C Let´s start with the Usina and its slow transition with a new team led by Marcelo Panozzo, substituting Gustavo Mozzi who is working at the CCK. He has had important former posts: BAFICI´s Artistic Director (2012-5), editor of Penguin Random House and of La Nación´s ADN magazine, as well as Entertainment editor of Clarín. But nothing that indicates an interest in classical concerts.
Of course, in this case the change of guard is within the same political party, which should make it easy, but up to now things are going very slowly and the logistics leave much to be desired. Item: you will look in vain in their Internet site for a telephone or a mail address.
As to programming, up to now the Usina is saved by the Colón, which may have many faults but it has a yearly programme and a booklet giving all details. What´s relevant and positive is that the Buenos Aires Philharmonic, apart from its subscription series at the Colón, is giving no less than eleven programmes at the Usina, with completely different programmes than the ones at the Colón (last year they were similar, so the new policy is quite a gain). No less commendable is the fact that the Estable (Resident) Colón Orchestra is taken out of the operatic pit and will offer seven concerts at the Usina.
The Usina hand programmes , except for one line that reads “Usina del Arte”, are clearly the Colón´s: its authorities are stated there, not the Usina´s, a mere venue. (By the way, they are very poor, with no commentaries on the music played). I had recourse to the Colón to obtain my press tickets for the concert of April 30. Once I arrived at the Usina, I finally got the press contact and the telephone I needed and now things are normal, but it´s an ABC of communication whenever there´s a team change to send a presentation mail to habitual newspaper reviewers.
One of the great mistakes of the Usina in preceding years was that it didn´t have a year schedule: you got the information one month at a time, and generally you were informed, say, about June in May´s last week; hardly the right way to run a concert-giving institution. Up to now, things haven´t changed, and the other non-Colón activities haven´t been interesting in the field of classical music.
Meanwhile, a useful piece of news: a parking lot has just opened. There should also be a system at the Usina to be able to call for cabs, they are quite absent in that zone . And more security: Caffarena is very dark.
But now to the good things. On April 30 Francisco Rettig conducted an attractive combination: Richard Strauss´ “Duetto-Concertino for clarinet, bassoon and orchestra” and the Fantastic Symphony by Berlioz.
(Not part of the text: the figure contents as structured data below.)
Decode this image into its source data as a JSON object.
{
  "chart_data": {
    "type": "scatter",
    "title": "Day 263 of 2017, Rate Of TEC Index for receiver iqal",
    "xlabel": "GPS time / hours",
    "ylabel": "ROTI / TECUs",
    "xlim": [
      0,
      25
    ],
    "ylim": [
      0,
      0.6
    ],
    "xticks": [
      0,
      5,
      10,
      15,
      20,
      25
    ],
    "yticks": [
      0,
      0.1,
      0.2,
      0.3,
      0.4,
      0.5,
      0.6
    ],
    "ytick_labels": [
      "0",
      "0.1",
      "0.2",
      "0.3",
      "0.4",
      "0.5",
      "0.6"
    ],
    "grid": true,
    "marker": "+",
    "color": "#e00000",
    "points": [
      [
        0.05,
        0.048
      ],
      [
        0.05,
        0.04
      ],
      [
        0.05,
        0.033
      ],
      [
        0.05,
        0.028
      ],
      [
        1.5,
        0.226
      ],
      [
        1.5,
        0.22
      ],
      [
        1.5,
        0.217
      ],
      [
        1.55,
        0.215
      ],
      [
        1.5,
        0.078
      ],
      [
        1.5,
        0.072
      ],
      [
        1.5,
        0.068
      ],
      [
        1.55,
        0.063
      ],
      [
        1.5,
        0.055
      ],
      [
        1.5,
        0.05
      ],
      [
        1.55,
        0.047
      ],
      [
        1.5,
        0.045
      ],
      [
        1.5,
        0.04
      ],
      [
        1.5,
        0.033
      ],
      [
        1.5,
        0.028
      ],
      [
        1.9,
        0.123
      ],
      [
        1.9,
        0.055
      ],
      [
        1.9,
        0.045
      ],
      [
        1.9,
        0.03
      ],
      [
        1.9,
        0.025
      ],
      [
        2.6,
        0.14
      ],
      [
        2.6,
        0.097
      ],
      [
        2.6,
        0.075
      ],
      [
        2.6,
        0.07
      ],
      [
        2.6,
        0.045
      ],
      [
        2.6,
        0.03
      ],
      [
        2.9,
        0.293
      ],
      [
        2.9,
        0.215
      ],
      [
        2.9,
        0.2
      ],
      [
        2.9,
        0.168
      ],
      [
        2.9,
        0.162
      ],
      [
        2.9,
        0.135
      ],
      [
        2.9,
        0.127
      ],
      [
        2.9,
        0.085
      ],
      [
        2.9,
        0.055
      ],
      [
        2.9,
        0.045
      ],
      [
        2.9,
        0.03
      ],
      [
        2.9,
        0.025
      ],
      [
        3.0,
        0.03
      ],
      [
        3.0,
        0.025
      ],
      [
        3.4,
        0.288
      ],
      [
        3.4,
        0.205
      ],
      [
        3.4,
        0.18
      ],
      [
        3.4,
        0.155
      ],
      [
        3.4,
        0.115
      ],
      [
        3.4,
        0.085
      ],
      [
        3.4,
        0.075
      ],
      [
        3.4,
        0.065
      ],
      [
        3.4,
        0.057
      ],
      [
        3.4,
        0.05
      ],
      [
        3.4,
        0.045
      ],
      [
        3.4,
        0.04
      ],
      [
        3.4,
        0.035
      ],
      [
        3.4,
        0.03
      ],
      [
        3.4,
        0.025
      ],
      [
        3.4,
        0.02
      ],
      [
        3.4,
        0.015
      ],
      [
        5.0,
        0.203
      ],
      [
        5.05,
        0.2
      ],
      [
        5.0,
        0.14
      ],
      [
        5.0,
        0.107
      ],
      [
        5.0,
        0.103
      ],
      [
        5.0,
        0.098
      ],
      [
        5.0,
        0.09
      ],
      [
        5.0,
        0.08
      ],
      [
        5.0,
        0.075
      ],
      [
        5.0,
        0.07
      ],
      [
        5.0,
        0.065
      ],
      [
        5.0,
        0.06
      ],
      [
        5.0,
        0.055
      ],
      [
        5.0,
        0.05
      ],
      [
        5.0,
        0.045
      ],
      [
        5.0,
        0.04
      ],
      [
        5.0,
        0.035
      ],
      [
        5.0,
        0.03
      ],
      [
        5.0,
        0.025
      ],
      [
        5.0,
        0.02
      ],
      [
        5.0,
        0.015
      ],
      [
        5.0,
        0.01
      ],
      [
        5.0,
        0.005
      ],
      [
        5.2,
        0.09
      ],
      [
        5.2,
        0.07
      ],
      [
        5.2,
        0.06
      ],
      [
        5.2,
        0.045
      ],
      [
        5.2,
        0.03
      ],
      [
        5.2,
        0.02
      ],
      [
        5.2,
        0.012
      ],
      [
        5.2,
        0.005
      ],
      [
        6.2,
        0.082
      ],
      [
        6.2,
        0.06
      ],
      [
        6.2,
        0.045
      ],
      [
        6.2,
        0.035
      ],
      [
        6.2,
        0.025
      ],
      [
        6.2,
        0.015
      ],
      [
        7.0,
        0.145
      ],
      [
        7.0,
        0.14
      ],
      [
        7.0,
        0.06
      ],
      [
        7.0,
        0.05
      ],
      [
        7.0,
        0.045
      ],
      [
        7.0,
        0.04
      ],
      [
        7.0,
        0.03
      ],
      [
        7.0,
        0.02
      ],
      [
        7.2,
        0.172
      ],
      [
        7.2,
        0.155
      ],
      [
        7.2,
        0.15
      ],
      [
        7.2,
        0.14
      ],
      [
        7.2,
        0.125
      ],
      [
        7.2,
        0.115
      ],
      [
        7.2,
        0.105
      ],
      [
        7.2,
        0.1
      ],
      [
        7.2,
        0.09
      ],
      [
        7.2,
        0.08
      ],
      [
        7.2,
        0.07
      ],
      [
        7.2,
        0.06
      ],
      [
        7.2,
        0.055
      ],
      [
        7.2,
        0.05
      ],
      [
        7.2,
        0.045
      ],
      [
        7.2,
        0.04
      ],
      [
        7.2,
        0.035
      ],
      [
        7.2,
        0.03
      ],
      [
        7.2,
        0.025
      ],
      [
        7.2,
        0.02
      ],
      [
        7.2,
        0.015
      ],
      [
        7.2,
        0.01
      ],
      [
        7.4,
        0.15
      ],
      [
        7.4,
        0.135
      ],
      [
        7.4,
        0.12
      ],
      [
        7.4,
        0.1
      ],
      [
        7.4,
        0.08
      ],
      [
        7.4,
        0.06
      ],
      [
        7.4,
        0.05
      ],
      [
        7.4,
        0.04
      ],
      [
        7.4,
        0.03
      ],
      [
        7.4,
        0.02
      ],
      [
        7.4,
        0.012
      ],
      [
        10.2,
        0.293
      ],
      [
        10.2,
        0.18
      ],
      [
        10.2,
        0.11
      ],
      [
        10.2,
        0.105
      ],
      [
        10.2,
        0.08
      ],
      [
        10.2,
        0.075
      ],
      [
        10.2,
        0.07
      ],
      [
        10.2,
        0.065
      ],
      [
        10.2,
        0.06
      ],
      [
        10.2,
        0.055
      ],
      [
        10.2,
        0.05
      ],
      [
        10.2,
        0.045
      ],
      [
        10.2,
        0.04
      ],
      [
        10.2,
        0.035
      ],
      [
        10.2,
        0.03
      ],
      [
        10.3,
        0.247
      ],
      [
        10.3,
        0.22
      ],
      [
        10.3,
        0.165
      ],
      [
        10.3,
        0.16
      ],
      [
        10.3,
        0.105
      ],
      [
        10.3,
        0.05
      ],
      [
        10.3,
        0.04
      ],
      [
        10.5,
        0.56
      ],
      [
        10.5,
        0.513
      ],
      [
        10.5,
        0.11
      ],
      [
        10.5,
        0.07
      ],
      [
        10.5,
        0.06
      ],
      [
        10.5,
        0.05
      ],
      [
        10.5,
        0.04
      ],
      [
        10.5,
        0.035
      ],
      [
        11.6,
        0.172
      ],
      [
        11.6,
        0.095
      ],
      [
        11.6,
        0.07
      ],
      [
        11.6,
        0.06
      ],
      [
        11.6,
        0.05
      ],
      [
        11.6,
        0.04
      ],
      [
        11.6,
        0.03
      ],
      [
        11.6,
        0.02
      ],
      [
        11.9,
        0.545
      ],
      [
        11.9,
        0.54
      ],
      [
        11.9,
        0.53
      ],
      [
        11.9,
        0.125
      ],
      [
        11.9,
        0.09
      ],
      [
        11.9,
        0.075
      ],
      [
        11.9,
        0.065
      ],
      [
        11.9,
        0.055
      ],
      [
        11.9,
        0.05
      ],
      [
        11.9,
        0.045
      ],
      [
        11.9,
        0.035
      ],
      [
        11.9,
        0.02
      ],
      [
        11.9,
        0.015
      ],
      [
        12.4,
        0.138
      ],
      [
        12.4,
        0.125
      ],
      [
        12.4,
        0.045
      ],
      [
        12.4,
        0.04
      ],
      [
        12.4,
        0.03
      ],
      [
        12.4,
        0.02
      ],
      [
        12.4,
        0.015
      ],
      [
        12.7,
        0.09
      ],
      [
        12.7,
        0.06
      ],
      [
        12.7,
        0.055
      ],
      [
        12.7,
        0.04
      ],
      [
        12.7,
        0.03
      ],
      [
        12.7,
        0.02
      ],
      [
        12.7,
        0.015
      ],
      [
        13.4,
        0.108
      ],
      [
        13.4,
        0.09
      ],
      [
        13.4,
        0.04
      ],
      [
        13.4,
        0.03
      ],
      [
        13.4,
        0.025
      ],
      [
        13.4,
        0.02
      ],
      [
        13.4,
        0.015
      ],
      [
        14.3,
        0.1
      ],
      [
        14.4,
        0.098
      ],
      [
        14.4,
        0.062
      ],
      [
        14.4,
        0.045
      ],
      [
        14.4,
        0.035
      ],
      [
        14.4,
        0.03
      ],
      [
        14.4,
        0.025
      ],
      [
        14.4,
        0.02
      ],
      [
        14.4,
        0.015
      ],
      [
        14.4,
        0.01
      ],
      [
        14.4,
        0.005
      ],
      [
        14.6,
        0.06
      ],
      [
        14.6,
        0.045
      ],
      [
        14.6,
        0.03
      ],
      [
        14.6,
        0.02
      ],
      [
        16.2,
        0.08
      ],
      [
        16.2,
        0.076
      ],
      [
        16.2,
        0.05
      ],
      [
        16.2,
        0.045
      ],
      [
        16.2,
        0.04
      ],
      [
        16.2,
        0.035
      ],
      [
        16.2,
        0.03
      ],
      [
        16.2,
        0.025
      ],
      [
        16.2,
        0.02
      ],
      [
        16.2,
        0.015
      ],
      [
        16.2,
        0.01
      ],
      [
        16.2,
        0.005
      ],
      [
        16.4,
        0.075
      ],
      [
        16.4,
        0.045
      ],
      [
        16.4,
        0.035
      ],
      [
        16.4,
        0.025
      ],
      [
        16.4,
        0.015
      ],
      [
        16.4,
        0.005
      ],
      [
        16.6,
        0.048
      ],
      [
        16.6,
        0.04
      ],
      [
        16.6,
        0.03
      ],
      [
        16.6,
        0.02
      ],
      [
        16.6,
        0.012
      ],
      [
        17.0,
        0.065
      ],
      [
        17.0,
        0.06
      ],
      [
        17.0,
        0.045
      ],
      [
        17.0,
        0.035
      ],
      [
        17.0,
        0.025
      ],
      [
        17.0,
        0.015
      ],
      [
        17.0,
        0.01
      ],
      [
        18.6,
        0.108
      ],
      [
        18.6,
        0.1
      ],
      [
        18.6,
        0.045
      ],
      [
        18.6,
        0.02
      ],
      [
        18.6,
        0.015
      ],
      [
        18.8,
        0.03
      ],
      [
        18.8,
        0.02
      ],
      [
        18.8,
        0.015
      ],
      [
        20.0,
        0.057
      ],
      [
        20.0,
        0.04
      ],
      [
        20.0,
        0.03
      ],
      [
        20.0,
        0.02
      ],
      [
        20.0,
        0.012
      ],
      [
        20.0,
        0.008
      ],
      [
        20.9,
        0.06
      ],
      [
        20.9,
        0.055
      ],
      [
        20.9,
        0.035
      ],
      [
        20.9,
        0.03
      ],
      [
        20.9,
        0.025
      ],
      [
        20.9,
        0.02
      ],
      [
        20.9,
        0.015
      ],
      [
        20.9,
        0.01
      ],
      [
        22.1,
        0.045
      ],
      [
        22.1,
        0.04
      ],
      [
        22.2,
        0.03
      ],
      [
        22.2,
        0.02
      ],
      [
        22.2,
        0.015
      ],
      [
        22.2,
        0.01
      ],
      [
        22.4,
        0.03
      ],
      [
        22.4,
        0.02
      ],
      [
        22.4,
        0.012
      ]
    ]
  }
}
The Duetto, rarely played here (though it has at least nine recordings), is a charming piece written in 1947 when the composer was 83; completely tonal and nostalgic, it has no pretensions: just pleasant but individual writing, a bit too repetitive. It was beautifully played by Carlos Céspedes (clarinet) and Ezequiel Fainguersch (bassoon).
As to the “Fantastic”, created in 1830 just three years after Beethoven´s death, after dozens of performances I remain amazed: it opened a new world of sound both in the richness of its ideas and the ceaselessly innovative orchestration. The Chilean conductor showed his mettle in a faithful rendition of the score´s many moods, and the Orchestra responded with considerable virtuosity.
On May 12 it was the turn of the Phil under Javier Logioia Orbe and with the return of a much loved pianist: Ralph Votapek. By now he must be seventy and he has lost none of his splendid musicality and command; also, he looks 55. Prokofiev´s Third Concerto (his best) is notoriously a great challenge, with its mixture of lyricism and savagery. The pianist gave us impeccably the relentless dynamism of the climactic passages and the delicacy of its dreamy bits.
Logioia is a firm and studious conductor, though he has a tendency to force the sound and this was felt both in Prokofiev (he also conducted the short March from “The Love for Three Oranges”) and in Elgar´s wonderful “Enigma Variations”, certainly well understood and expressed, but at times too clangorous. However, my seat in the very last row and under a roof may have had an acoustic influence on what I heard.
Finally, the National Symphony at the Blue Whale gave a splendid concert on April 13. Two valuable works were played with a degree of technical accomplishment and artistic comprehension that speaks highly of the orchestra, their conductor Günter Neuhold (who has come several times to BA in preceding seasons) and the pianist of the orchestra, Marcelo Balat. Ginastera´s Piano Concerto Op.28 (1961) is extremely difficult; its aesthetics are Expressionistic with a touch of Argentine rhythms. Balat played marvelously.
Shostakovich wrote a 55-minute masterpiece in his astonishing Tenth Symphony (1953, the year of Stalin´s death). Neuhold showed an admirable grip on the phrasing of chamber passages and the buildup of climaxes, and the Orchestra responded with stunning impact.